To a committee of San Diego Symphony orchestra players, the 50-odd people behind a black drape are faceless, ageless and even genderless. The hidden French horn players are supposed to be represented by nothing more than the sounds of their instruments.
The scene is “as sterile as possible,” says the symphony’s chief operating officer. There’s even a strip of carpet on the floor so the judges — the orchestra committee — don’t get clues about gender from the noise made by shoes.

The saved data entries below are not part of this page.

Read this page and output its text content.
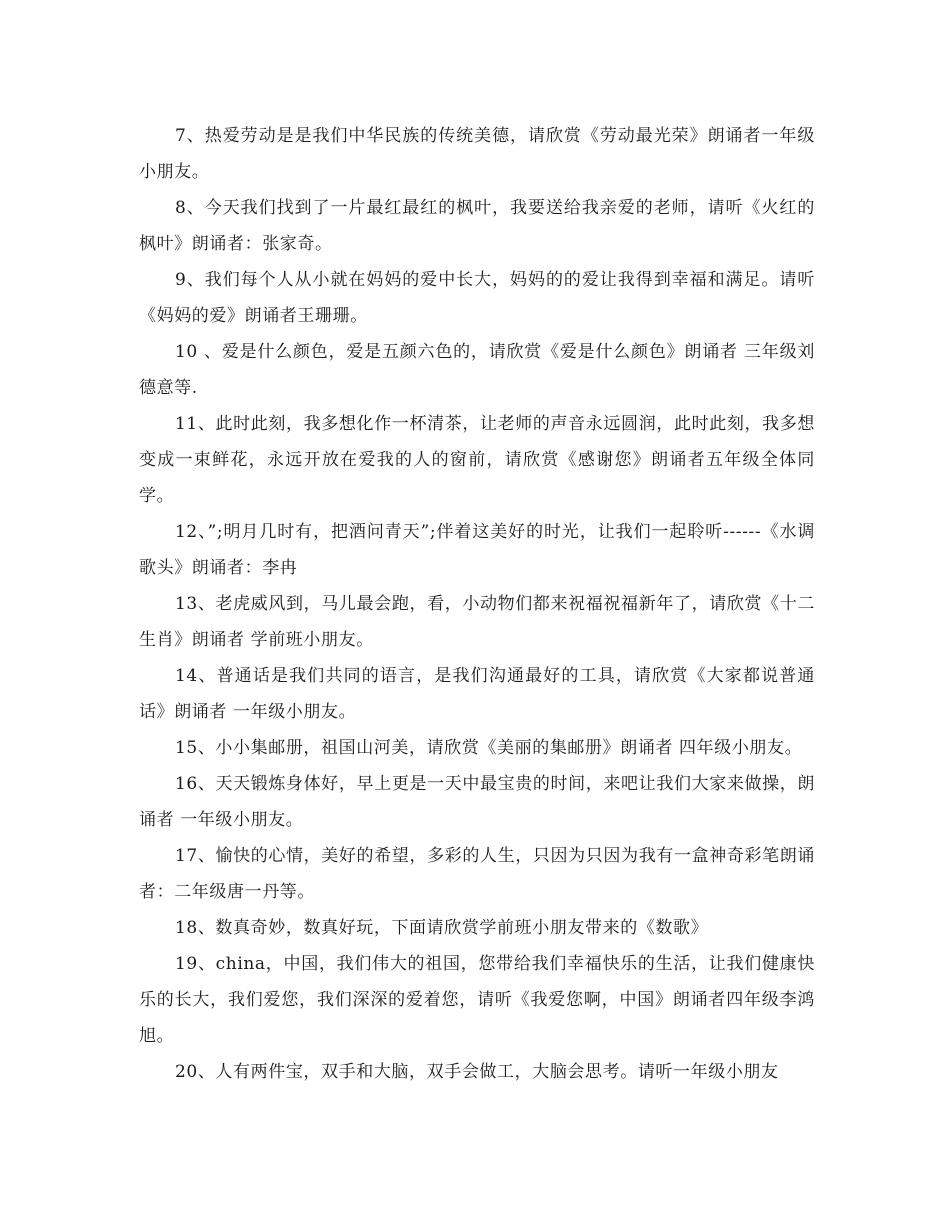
7、热爱劳动是是我们中华民族的传统美德，请欣赏《劳动最光荣》朗诵者一年级小朋友。

8、今天我们找到了一片最红最红的枫叶，我要送给我亲爱的老师，请听《火红的枫叶》朗诵者：张家奇。

9、我们每个人从小就在妈妈的爱中长大，妈妈的的爱让我得到幸福和满足。请听《妈妈的爱》朗诵者王珊珊。

10 、爱是什么颜色，爱是五颜六色的，请欣赏《爱是什么颜色》朗诵者 三年级刘德意等.

11、此时此刻，我多想化作一杯清茶，让老师的声音永远圆润，此时此刻，我多想变成一束鲜花，永远开放在爱我的人的窗前，请欣赏《感谢您》朗诵者五年级全体同学。

12、”;明月几时有，把酒问青天”;伴着这美好的时光，让我们一起聆听------《水调歌头》朗诵者：李冉

13、老虎威风到，马儿最会跑，看，小动物们都来祝福祝福新年了，请欣赏《十二生肖》朗诵者 学前班小朋友。

14、普通话是我们共同的语言，是我们沟通最好的工具，请欣赏《大家都说普通话》朗诵者 一年级小朋友。

15、小小集邮册，祖国山河美，请欣赏《美丽的集邮册》朗诵者 四年级小朋友。

16、天天锻炼身体好，早上更是一天中最宝贵的时间，来吧让我们大家来做操，朗诵者 一年级小朋友。

17、愉快的心情，美好的希望，多彩的人生，只因为只因为我有一盒神奇彩笔朗诵者：二年级唐一丹等。

18、数真奇妙，数真好玩，下面请欣赏学前班小朋友带来的《数歌》

19、china，中国，我们伟大的祖国，您带给我们幸福快乐的生活，让我们健康快乐的长大，我们爱您，我们深深的爱着您，请听《我爱您啊，中国》朗诵者四年级李鸿旭。

20、人有两件宝，双手和大脑，双手会做工，大脑会思考。请听一年级小朋友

At stake is an opportunity to join the symphony itself. This audition round, which began yesterday, is designed to winnow down the applicants for a solo seat on the orchestra, potentially a lifetime position. Kelly Bennett explains how the process works and talks to a hopeful. “You want to make sure the muscles of your embouchure are feeling really fresh the day of your audition,” he says.
Guilty Plea in ‘Bomb House’ Case
The L.A. Times reports on a guilty plea in the case of the man who filled his rented North County house with explosives, creating such a danger that authorities blew up the home last year: “A 54-year-old Escondido-area man admitted in federal court Monday that he made a wide variety of explosives and kept them in his rented home, and also that he used a firearm in two bank robberies.” He faces at least 30 years in prison.
Join thousands of San Diegans who get the day’s news in their inboxes every morning. Get the Morning Report now.
NFL Lockout Akin to ‘Act of God’
We’ve been wondering whether the Chargers will have to pay rent to the city if the NFL goes dark next season. It looks like the answer is no: the Chargers’ original stadium lease says the team can avoid paying $2.5 million in rent due to “any act of God, strike, lockout, etc.”
The team says the wording is in force. It may not be bad news for the city: it might save money if the team doesn’t play. And on the bright side, the wording allows us to practice our French accents by saying the legal term “force majeure,” or “superior force.” (Or as I like to call it, “mother.”)
Bid for County Pension Names
The U-T is joining other newspapers around the state in a legal bid to force the county pension system to cough up the names of 350 former workers who make more than $100,000 a year in pension proceeds. The pension system says it fears for the safety of the ex-employees.
Fewer Teachers in the Pink?
You may have read about the San Diego school district’s decision to send layoff warnings to hundreds of employees. It’s hardly the only one dealing with what’s become an annual ritual: teachers get freaked out about losing their jobs but often stay in their jobs. In three large California districts last year, a non-profit group calculated, 78 percent of teachers who got warnings didn’t actually get laid off.
Maybe the warning deadline should be moved later. Teachers might not like that, but we were surprised to hear from a local source who says it’s not a bad idea.
In the wake of the disaster in Japan, locals are still talking about the threats of earthquakes and tsunamis. Last year, Emily Alpert wrote about how the state’s strict building codes for schools don’t apply to all campuses. One prominent school that’s exempt: the charter campus that will be housed inside the new downtown public library.
When the district and city came up with the plans, she writes, “one reason they made it a charter was to dodge the stricter seismic rules and their added costs.” For more background, check this account from UC Berkeley (complete with a stunning photo) about how the state cracked down on weak school buildings after the devastating 1933 earthquake Long Beach. The quake’s 78th anniversary came just five days ago.
Leadership in Action
The U-T notes that it asked District Attorney Bonnie Dumanis last year whether she supported Prop. D., the city’s doomed attempt to ask voters to raise sales taxes in return for reform at City Hall. Dumanis, who’s now running for mayor, declined to answer, as did a few other potential candidates.
There’s something about the wilderness that makes black-and-white photography look good (or vice versa). Case in point: photographer Sam Hodgson’s images of Anza-Borrego Desert State Park, which he took this past weekend.
A Few of Our Least Favorite Things
Fact Check TV examines claims about a couple of the most unpleasant things about living in San Diego: long commutes up and down the I-5 and polluted beaches.
‘Permanent Dangling Tongue’ Alert
Yes, as the NCT reports, last weekend was time for another ugly dog contest. The winner totally licked the competition.
In the Lap of Locker-Room Luxury
“Businesses can exclusively use the Padres’ luxury locker room for board and executive meetings. Personalized jerseys with board members’ names are hung in the players’ lockers upon arrival,” reports FOXBusiness on corporate retreats at the Omni San Diego Hotel, which is connected to PETCO Park.
There’s no extra charge for that special eau-de-sweat-sock in the air.